The dive, which had promised to be a magical undersea adventure, was tainted by tension. Don’t get me wrong, seeing a baby sea turtle was truly extraordinary, but interpersonal drama cast a shadow over everything. The guide said he was frustrated by the clouds in the sky and what he seemed to take as me and my boo’s seeming inability to lighten up. We chafed against each other in the close quarters of the van and in the vast expanse of the Caribbean Sea. The man got increasingly more agitated.
He went on a tirade about “the state of Puerto Rico.” The Spanish weren’t actually the cruelest colonizers of Puerto Rico, according to blue shorts, it was the Mayans and if people would stop blaming the U.S. and get off welfare, the island would undoubtedly prosper. I found it hard not to gape at his insular conservative views. It did make sense to me, though, that someone who was so attached to the gender binary was also a colonial apologist.
The sea and its inhabitants were breathtaking, but I don’t think anyone on the dive, save perhaps the boisterous Aussies, could fully enjoy their aquatic splendor.

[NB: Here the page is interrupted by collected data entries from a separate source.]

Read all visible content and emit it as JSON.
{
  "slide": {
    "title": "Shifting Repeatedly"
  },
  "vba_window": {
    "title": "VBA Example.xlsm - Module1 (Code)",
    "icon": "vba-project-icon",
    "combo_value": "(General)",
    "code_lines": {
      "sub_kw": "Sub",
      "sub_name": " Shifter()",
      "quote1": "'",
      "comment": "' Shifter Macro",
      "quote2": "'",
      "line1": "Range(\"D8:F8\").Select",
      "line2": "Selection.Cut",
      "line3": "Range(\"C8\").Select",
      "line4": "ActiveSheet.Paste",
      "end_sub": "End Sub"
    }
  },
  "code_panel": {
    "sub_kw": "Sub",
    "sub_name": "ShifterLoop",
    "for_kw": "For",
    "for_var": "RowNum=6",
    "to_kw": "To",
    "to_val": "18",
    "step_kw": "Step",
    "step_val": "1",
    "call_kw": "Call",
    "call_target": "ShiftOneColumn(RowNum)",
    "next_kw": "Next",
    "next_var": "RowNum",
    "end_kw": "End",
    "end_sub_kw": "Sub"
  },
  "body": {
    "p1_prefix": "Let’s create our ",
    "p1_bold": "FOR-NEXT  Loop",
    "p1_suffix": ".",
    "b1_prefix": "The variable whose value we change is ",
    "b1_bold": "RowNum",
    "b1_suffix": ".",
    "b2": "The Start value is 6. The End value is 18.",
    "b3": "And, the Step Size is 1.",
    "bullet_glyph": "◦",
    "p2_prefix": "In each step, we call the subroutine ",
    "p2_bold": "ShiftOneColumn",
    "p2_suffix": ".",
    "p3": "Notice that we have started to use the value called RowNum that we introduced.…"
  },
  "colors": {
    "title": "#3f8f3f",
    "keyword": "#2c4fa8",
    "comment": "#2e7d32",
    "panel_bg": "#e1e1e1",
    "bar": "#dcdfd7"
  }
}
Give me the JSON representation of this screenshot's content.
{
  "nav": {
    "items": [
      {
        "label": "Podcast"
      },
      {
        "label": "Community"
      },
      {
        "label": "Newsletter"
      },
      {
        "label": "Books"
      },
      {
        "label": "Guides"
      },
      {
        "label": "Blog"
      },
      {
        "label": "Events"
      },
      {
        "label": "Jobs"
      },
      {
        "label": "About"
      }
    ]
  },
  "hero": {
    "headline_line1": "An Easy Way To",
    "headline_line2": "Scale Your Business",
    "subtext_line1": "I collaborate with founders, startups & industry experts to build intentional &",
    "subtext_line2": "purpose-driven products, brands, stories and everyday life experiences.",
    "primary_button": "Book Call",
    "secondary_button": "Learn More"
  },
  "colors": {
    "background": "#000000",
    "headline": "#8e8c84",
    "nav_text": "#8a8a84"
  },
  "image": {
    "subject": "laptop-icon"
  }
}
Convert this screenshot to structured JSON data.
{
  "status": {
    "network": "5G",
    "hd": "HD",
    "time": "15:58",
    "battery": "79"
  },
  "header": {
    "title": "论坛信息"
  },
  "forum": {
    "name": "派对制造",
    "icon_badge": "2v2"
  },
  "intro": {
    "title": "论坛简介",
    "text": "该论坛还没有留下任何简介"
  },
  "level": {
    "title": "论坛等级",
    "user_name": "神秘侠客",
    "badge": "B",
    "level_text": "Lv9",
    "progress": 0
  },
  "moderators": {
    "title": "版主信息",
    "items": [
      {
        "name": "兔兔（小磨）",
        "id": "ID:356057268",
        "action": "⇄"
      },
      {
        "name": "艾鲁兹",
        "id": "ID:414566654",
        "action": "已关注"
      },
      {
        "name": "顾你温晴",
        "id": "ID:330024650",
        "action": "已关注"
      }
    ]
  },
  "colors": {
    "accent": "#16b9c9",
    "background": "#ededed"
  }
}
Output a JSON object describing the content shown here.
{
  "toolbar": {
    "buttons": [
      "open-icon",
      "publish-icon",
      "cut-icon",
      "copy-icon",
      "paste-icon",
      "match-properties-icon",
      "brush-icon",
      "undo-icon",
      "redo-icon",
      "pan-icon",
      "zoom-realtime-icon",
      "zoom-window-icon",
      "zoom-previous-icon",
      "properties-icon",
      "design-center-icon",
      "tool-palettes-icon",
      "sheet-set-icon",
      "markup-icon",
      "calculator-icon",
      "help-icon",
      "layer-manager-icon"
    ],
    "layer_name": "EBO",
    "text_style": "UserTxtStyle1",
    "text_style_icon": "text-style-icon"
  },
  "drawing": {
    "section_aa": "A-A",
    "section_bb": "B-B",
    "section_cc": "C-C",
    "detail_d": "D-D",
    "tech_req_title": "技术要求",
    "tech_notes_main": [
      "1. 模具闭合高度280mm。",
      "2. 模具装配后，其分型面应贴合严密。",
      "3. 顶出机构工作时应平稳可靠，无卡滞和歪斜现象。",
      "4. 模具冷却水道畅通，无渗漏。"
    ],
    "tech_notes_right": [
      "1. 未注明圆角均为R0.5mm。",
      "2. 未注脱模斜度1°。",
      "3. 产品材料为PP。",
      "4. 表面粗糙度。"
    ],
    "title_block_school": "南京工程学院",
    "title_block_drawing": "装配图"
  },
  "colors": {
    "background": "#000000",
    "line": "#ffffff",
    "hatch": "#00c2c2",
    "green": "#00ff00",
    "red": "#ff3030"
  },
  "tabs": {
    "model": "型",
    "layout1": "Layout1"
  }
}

Our versions of reality could not be reconciled and the dissonance was really fucking with all of us. The guide could not comprehend that I was maybe not the girl he thought I should be and I could not tolerate the nauseating combination of his resistance to our gender fluid reality or his neurotic conservative mansplaining.
Eventually, he stopped she-ing me and I gave him an encouraging smile, but it was too late, and we all left feeling a little sad and confused. The truth about trying to deny reality is that it just persistently exists, and ignoring it takes a lot of energy. I am not a girl. My partner is not my “boyfriend.” We will not be rendered invisible even if it costs us privilege. We are queer and we are here and we’ve given everyone more than enough time to get used to it.